The forecast for the World Cup, set for Brazil in just over six months, is cloudy with a chance of shambles. In an interview with a Swiss newspaper over the weekend, FIFA President Sepp Blatter said Brazil was “the country furthest behind since I’ve been at FIFA.” Only six of the 12 stadiums scheduled to host World Cup games have been completed. On Wednesday officials in Brazil acknowledged that at least one of the train lines that was supposed to be finished for the World Cup would not be ready.
Asked about the protests which occurred throughout last summer’s Confederations Cup Tournament, also in Brazil, Blatter said “The football will be protected. I believe the Brazilians won’t attack the football directly. Because for them, it’s a religion.”
In order to insure that Mr. Blatter is right, the Brazilian government has created what’s been described as an elite riot force of ten thousand men. The authorities have also said they will provide one police officer for every fifty people attending the games, and one for every eighty people “at large public viewing events.”
People who’ve bought tickets may find that news reassuring. Most Brazilians may not. According to reports from the Confederations Cup, police used tear gas and fired rubber bullets into nonviolent protests. One newspaper in Brasilia described the scene as “Fiesta inside the stadium…war outside.” Citizens who’d gathered in relatively modest numbers to protest bus fare hikes and expenditures on soccer venues rather than health care, roads, and schools saw their ranks swell when police brutality was added to the list of grievances. What’s the likelihood that those ten thousand special operatives will be armed with patience, tolerance, and restraint in addition to tear gas and rubber bullets?

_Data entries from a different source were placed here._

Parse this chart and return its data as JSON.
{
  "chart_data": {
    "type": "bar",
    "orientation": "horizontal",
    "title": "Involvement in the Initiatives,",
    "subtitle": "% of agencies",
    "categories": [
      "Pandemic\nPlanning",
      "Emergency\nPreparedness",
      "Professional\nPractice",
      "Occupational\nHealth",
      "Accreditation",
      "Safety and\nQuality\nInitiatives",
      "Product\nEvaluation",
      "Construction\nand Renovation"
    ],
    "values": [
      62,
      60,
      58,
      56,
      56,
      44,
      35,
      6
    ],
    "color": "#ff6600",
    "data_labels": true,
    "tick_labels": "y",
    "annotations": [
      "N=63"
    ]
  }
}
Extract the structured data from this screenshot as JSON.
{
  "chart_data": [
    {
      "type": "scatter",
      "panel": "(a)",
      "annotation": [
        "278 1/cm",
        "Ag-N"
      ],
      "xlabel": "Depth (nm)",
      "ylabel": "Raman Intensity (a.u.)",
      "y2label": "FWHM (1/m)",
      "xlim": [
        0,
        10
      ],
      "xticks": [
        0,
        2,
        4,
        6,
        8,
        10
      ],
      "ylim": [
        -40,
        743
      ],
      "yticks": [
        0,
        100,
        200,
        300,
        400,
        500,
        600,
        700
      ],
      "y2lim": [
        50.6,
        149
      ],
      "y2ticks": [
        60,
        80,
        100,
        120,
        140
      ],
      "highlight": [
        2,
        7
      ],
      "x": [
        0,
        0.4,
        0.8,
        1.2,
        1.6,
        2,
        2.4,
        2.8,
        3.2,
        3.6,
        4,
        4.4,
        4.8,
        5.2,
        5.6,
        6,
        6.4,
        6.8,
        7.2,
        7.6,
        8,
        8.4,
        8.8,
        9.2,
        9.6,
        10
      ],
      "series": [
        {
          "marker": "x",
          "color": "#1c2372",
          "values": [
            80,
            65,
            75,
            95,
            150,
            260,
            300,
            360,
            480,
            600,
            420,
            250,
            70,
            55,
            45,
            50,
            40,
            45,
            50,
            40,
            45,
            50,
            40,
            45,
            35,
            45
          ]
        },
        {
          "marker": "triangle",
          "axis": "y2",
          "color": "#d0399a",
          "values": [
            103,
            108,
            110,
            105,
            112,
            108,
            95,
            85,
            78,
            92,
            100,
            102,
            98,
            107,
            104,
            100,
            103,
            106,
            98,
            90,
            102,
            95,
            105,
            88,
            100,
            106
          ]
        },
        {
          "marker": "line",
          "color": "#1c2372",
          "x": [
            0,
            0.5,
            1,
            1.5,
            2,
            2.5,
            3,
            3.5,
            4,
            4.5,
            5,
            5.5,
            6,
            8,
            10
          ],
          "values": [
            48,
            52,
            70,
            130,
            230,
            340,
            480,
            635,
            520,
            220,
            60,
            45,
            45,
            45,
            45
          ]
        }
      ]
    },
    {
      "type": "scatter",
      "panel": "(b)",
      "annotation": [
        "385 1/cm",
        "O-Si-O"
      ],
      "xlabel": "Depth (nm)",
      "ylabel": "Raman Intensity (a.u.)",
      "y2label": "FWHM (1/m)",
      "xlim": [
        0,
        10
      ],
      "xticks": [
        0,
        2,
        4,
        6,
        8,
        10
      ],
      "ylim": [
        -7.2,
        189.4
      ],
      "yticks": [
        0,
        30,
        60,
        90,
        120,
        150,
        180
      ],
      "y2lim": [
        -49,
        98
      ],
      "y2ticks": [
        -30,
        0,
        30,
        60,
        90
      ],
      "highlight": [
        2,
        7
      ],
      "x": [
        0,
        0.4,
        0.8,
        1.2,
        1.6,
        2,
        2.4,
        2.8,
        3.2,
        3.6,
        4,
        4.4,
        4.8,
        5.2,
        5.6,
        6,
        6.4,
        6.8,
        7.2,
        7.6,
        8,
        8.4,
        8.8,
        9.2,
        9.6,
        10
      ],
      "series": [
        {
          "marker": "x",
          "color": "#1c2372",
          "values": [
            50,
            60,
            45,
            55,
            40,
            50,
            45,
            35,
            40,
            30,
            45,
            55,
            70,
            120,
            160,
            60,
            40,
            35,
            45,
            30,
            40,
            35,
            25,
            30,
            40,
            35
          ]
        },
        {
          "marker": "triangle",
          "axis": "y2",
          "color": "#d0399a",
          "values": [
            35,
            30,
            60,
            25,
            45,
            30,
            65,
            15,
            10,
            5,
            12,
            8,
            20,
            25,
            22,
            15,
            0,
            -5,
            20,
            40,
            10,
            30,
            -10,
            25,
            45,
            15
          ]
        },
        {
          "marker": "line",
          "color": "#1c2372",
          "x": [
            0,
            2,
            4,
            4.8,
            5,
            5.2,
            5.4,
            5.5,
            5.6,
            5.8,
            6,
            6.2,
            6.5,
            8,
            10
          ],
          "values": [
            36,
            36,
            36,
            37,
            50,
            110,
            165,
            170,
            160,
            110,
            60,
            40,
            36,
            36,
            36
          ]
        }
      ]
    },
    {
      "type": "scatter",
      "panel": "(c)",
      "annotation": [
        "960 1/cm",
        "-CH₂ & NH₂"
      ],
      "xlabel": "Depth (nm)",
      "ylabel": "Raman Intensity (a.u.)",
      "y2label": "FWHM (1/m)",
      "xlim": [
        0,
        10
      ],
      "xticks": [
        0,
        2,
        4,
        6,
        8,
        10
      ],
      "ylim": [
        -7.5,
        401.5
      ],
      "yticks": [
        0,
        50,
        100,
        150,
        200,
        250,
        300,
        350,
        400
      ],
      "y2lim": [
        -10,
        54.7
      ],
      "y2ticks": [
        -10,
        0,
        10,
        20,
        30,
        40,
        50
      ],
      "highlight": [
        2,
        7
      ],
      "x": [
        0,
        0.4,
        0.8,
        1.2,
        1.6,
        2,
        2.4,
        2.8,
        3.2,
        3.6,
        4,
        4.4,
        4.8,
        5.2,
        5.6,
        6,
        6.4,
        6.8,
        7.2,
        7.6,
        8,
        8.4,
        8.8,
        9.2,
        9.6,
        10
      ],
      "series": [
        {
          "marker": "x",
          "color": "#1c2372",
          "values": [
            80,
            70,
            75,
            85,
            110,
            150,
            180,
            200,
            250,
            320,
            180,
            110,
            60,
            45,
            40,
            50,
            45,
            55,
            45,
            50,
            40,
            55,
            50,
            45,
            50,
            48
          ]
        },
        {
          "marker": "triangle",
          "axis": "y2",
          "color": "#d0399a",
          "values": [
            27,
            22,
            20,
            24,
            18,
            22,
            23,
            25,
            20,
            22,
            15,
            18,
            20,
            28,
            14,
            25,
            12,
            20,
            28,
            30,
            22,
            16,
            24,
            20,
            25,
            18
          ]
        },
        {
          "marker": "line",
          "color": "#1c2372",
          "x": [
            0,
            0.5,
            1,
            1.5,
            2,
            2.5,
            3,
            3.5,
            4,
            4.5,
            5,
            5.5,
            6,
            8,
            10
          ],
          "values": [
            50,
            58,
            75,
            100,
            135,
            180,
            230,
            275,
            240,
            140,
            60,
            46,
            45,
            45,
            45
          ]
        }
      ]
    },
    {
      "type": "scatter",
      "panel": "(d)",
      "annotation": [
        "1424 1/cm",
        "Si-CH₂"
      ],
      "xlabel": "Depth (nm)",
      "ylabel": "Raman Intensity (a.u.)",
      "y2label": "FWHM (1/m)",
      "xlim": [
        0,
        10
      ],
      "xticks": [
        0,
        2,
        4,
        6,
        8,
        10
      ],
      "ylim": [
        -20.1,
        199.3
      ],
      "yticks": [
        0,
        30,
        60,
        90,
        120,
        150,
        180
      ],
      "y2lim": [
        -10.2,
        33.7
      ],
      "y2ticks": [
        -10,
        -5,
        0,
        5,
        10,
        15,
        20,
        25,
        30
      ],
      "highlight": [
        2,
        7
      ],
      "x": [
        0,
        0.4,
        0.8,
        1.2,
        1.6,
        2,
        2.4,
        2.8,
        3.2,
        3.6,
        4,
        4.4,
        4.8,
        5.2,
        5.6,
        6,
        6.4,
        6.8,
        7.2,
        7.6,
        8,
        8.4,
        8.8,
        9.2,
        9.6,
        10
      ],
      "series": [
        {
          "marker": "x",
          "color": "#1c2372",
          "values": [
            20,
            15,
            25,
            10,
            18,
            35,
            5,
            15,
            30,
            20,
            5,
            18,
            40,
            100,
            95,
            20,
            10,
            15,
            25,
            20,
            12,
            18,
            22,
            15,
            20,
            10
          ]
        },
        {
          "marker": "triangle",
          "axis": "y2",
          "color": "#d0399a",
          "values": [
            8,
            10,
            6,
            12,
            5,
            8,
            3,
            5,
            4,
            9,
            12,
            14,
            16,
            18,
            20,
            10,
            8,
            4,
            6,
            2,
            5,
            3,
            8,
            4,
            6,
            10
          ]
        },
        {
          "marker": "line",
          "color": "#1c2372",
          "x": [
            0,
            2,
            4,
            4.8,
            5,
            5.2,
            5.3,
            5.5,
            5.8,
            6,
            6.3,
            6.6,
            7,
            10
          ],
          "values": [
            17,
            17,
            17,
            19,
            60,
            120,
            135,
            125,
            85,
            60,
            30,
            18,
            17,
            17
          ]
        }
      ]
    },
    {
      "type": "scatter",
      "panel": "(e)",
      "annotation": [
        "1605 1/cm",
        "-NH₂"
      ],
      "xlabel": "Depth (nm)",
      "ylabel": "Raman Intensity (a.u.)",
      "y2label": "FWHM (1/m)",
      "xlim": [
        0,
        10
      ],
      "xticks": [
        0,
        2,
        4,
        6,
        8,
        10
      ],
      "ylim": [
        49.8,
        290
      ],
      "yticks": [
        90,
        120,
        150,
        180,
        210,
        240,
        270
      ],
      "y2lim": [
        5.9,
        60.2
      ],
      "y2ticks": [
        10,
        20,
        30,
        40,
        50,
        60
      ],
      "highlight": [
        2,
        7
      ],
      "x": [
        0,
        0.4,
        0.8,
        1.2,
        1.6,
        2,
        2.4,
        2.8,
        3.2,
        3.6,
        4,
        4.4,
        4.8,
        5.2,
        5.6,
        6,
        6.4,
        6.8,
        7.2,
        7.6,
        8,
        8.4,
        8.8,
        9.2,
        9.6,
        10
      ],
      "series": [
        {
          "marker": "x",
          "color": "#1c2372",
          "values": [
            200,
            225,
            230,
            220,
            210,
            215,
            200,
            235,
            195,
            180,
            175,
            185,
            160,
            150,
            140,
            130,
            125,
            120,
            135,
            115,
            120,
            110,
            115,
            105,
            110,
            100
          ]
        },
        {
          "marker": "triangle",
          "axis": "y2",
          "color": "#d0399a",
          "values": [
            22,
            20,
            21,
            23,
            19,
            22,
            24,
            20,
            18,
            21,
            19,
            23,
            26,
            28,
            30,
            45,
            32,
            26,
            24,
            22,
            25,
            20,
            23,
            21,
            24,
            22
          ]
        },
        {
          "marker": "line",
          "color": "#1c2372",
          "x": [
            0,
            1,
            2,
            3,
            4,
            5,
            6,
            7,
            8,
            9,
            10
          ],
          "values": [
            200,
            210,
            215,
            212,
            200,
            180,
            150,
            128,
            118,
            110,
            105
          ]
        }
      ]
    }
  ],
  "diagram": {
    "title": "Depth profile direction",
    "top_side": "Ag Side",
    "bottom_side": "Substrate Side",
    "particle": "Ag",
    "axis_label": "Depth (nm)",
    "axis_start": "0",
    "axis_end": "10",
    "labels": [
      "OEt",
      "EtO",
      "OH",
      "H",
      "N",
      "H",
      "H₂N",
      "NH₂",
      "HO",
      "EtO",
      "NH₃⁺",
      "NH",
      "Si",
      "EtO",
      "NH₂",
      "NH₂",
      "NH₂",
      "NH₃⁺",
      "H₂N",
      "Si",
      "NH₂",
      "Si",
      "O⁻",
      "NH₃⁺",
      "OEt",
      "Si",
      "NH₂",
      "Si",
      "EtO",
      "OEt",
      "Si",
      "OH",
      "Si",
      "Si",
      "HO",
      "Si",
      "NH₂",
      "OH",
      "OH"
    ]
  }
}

President Blatter may be right in asserting that for Brazilians, soccer is a religion, and that citizens in Rio, Brasilia, and elsewhere will not attack the games directly, but that assertion suggests that perhaps he doesn’t care what happens in the street as long as the games go on and FIFA’s money rolls in, and that he is willfully blind to what concerns Brazilians beyond their enthusiasm for soccer. When he stepped to the podium last June during the opening ceremony of the Confederations Cup, Blatter, the face of FIFA, was booed by that crowd for whom soccer is a religion. Could he have failed to notice the placards that read “There will be no World Cup?”